Justice and Rule
Legend
Do you find D&D does this with other aspects within the game such as victims of murder, the family of those murdered, victims of theft, victims of arson, victims of betrayal, victims of brainwashing, victims of fire...etc?
Oh for the love of...
Why is it always the same slippery slope? Because there are so many bad things in the world that we cannot distinguish differences between them and thus must somehow ban all bad things. This argument is farcical and unserious: no one wants to ban those things because, in most instances, they come in places that seen as justified. And that's not to say you can't have those elements done badly and anger people because it's not hard, but people are often willing to overlook that stuff on its face with the right justification. Those don't exist for things like slavery and sexual assault.

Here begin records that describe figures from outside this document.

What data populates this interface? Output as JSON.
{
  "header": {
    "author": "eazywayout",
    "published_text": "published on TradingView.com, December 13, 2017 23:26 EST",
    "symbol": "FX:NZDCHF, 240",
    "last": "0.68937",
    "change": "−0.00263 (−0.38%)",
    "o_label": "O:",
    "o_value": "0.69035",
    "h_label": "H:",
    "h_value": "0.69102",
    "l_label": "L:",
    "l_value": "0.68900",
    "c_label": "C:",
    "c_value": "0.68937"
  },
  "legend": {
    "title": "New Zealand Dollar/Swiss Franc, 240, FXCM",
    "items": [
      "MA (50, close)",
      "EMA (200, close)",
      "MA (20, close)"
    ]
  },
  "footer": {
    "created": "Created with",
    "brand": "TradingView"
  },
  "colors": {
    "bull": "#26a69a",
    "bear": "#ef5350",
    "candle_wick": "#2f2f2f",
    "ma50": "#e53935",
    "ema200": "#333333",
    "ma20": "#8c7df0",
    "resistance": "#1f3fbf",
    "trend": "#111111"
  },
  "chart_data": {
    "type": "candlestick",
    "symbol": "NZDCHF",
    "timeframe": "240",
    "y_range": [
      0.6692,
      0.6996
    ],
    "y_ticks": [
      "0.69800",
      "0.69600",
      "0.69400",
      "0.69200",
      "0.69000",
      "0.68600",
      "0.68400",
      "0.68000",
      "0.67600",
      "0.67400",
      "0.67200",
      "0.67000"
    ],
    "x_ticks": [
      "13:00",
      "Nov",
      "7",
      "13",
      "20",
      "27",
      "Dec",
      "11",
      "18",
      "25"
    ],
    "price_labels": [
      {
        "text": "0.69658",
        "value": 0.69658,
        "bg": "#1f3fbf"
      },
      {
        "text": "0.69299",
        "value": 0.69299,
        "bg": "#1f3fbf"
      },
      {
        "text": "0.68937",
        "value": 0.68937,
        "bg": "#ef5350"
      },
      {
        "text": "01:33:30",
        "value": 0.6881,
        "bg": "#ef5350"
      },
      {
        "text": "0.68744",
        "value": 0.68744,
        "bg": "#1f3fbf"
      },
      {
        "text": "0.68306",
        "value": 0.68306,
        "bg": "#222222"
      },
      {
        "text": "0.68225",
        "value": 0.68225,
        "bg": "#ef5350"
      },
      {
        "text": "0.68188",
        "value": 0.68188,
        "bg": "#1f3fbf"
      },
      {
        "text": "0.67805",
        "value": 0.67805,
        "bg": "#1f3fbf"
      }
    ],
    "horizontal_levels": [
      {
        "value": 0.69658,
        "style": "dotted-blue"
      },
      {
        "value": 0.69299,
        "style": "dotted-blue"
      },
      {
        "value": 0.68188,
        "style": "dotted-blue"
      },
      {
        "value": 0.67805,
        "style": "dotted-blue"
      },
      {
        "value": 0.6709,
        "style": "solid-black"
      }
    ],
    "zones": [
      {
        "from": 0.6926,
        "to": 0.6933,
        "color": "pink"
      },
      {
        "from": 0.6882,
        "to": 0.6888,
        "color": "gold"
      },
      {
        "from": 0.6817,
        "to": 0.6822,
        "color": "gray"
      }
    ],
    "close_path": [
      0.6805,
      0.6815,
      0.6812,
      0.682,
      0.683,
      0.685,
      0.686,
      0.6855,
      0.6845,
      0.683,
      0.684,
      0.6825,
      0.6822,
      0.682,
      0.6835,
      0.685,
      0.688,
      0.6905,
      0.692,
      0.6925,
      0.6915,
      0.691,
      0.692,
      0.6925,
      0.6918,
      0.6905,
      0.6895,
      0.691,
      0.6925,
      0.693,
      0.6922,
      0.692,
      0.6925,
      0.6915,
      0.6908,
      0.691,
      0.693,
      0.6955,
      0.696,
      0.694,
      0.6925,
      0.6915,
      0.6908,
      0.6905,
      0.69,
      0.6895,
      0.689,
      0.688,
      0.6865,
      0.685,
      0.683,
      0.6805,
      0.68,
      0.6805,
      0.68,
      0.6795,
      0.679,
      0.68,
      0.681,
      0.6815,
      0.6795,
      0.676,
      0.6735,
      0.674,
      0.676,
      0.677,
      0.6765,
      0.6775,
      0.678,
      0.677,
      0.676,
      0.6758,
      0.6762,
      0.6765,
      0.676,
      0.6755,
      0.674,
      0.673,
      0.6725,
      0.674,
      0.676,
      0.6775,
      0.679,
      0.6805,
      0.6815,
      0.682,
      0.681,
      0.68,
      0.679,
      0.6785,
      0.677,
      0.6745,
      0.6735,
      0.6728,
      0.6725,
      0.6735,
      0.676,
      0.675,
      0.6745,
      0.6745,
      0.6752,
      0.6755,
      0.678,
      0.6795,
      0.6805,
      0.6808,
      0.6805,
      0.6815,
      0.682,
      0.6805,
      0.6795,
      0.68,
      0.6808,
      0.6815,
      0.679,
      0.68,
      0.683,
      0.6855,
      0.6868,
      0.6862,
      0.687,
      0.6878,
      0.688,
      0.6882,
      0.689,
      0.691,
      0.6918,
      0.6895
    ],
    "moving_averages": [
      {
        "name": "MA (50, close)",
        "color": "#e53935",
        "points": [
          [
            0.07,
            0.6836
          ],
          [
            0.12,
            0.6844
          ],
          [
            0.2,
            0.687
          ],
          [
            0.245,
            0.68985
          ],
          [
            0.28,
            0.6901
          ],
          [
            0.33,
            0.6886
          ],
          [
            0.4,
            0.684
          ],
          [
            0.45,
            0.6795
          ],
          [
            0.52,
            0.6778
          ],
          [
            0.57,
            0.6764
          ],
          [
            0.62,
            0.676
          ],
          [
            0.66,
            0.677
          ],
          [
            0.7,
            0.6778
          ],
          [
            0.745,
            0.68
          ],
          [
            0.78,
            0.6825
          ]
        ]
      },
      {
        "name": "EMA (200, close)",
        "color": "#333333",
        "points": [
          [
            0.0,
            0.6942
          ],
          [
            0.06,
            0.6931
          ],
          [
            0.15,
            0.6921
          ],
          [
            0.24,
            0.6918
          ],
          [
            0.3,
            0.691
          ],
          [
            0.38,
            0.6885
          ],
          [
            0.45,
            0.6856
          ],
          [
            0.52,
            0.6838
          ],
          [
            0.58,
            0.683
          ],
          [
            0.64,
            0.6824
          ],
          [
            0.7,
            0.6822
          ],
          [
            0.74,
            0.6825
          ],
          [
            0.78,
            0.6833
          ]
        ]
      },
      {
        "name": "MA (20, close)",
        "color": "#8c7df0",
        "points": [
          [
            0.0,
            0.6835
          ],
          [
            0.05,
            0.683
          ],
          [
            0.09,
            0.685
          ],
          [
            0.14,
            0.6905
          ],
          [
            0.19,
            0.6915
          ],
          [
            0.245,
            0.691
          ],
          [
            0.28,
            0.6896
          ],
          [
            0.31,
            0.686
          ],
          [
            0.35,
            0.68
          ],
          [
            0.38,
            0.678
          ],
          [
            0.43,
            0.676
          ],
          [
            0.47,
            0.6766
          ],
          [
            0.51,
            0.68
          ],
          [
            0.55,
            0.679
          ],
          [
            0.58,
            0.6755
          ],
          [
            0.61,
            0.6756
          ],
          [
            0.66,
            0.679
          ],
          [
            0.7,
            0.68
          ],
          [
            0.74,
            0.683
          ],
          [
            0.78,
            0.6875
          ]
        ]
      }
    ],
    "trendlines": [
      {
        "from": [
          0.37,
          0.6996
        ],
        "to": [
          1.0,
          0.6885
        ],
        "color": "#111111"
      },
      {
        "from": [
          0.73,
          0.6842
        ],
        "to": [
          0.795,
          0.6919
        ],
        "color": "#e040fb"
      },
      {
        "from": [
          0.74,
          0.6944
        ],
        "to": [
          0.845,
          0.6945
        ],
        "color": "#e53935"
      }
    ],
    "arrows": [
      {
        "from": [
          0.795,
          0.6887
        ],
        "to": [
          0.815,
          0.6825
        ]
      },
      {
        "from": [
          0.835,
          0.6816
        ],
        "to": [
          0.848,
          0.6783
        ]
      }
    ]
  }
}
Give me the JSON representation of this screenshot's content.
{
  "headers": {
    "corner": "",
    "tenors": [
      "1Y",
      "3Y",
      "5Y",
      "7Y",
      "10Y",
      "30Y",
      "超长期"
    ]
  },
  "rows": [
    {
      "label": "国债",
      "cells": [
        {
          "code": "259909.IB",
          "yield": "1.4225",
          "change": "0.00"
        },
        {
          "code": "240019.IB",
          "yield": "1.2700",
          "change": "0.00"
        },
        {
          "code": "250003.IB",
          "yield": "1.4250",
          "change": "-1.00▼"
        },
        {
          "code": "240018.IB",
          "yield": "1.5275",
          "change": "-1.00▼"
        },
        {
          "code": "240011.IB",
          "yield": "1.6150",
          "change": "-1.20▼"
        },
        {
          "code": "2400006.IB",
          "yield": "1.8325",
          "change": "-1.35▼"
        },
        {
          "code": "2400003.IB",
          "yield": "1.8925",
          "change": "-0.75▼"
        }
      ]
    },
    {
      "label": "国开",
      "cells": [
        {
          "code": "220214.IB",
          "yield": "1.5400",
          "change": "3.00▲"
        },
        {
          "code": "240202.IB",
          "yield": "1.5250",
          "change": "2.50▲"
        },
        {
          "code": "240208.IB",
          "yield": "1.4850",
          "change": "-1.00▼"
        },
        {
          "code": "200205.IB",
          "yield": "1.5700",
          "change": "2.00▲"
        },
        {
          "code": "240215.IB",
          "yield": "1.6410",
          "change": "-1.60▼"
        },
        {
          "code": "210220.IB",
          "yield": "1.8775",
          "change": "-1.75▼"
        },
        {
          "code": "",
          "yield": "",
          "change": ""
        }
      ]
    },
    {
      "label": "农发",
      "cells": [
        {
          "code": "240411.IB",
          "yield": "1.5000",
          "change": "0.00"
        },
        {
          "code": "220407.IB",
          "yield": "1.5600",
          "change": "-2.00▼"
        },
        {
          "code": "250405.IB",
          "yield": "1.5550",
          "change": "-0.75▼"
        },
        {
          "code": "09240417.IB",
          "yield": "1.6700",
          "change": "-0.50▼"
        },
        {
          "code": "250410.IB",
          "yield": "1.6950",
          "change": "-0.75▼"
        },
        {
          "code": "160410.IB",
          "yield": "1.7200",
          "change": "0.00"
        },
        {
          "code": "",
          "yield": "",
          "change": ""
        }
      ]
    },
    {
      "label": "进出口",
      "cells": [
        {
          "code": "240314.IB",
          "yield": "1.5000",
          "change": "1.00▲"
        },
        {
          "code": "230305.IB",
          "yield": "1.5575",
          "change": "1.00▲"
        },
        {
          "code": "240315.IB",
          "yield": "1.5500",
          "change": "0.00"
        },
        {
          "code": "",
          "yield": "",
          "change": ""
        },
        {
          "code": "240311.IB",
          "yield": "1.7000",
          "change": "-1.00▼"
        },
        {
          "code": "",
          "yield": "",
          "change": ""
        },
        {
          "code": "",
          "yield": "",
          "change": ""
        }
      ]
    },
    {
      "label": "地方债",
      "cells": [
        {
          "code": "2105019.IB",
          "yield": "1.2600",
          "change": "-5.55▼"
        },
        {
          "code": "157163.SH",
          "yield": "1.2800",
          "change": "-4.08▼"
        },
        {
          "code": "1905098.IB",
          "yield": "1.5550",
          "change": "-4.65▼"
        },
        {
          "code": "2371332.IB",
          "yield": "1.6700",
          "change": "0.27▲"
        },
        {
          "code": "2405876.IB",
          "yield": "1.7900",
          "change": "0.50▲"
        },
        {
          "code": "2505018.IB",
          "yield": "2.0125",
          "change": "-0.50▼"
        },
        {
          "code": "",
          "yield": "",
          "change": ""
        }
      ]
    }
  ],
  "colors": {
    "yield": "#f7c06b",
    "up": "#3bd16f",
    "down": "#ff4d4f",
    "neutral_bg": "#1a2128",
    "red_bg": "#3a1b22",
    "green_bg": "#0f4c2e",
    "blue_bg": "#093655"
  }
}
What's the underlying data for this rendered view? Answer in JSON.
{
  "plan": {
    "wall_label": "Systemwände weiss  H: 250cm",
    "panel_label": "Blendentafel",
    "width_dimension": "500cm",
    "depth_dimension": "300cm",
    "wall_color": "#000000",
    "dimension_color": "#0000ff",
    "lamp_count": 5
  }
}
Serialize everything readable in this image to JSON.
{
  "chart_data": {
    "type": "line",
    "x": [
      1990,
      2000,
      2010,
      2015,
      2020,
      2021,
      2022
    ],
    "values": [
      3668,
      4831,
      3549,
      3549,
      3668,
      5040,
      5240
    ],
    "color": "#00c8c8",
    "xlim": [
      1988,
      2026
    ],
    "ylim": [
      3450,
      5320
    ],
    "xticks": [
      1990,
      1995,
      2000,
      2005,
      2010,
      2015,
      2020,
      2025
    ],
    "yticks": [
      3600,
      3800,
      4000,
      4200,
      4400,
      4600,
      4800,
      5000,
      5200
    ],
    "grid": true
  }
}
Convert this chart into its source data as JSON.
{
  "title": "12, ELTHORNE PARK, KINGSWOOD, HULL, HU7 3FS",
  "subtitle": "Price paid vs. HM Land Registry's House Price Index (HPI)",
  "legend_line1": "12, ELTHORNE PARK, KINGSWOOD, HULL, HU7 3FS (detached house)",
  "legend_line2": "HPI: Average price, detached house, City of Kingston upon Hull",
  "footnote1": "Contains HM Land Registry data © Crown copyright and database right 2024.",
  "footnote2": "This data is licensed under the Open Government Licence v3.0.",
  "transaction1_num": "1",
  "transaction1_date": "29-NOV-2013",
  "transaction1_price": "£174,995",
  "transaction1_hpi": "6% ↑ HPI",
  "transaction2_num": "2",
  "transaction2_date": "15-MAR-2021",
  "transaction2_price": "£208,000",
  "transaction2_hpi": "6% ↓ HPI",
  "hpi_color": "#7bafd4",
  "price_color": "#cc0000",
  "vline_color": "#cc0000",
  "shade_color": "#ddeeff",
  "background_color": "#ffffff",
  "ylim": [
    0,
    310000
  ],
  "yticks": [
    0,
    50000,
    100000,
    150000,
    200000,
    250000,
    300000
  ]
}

Similarly, things like slavery and rape often disproportionately effect certain people and thus are more likely to make them specifically feel less welcome. This isn't an instance where anyone can have a phobia, but rather specific groups are going to feel uncomfortable because of these things.
Honestly, I feel all you're doing with your individual/culture exceptions, your genre exceptions and now this respect requirement is shifting goal posts with your criticism. I have no interest in discussing this topic within a sea of ever-changing parameters, exceptions and requirements.
I thought the pushback against controversial content, specifically slavery, was due to how recently slavery existed within US history and how it may affect black RPGers. This other stuff you're bringing up, to me, is frankly noise.
It's not a shifting goalpost, but part of the actual point: how it affects people of color is because the implementation of these things in a game are often shallow and cheap, being used as a tag for the players to know someone is evil. You're taking a horrifying practice that tore apart entire cultures in the real world and turning it into an optional sidequest. Honestly, in the Dark Sun thread someone pointed out how many times slavery was mentioned in Wizard books, but has any book looked at it as anything other than a side-detail? Because I can't think of any. And that's the point: it cheapens impact of the real thing as it never actually engages with it.
Seriously what are you going on about? I said inspired by a period of humanity's history. No one ever said that every species is a slaver? Also to note many of the D&D worlds have predominantly human populations in comparison to other species or at least are the dominant species (FR, Greyhawk, Mystara...etc) And many non-human species within D&D are or have been slavers. Some feast on intelligent life forms. Others use them for sport.
You're missing her point in your indignance: @Faolyn isn't talking about every species being a slaver, but rather that why should slavery be so widespread and used so often if this is meant to be fantasy, and why is slavery such a thing being consistently carried across as an "inspiration" from history compared to most other things when it's often relegated to being a completely trivial detail ("Oh hey, and smuggler also trades in slaves")?
We often don't carry over other details in history that would require a great deal of explanation: differences in languages, the limits on freedom of movement for people, taxation, etc... all these would almost certainly impact a setting and give flavor more than the current implementation of slavery in 5E, and yet they never get the same sort of defense.
The point is that something as incredibly impactful as slavery needs the same sort of explanation and understanding (if not moreso) and yet never gets it. That's what offends people: it's not part of the setting outside of an easy way to tell you how bad a bad guy is. It's never necessary except as cheap set-dressing. Now, if you make it not that, good on you but that's not what is being criticized here: people can handle such things much more easily in groups they know in a personal setting. And even if they didn't, there's only personal risk in that. It's not a major company meant to appeal to a large part of the audience and trying to be more welcoming to a more diverse audience.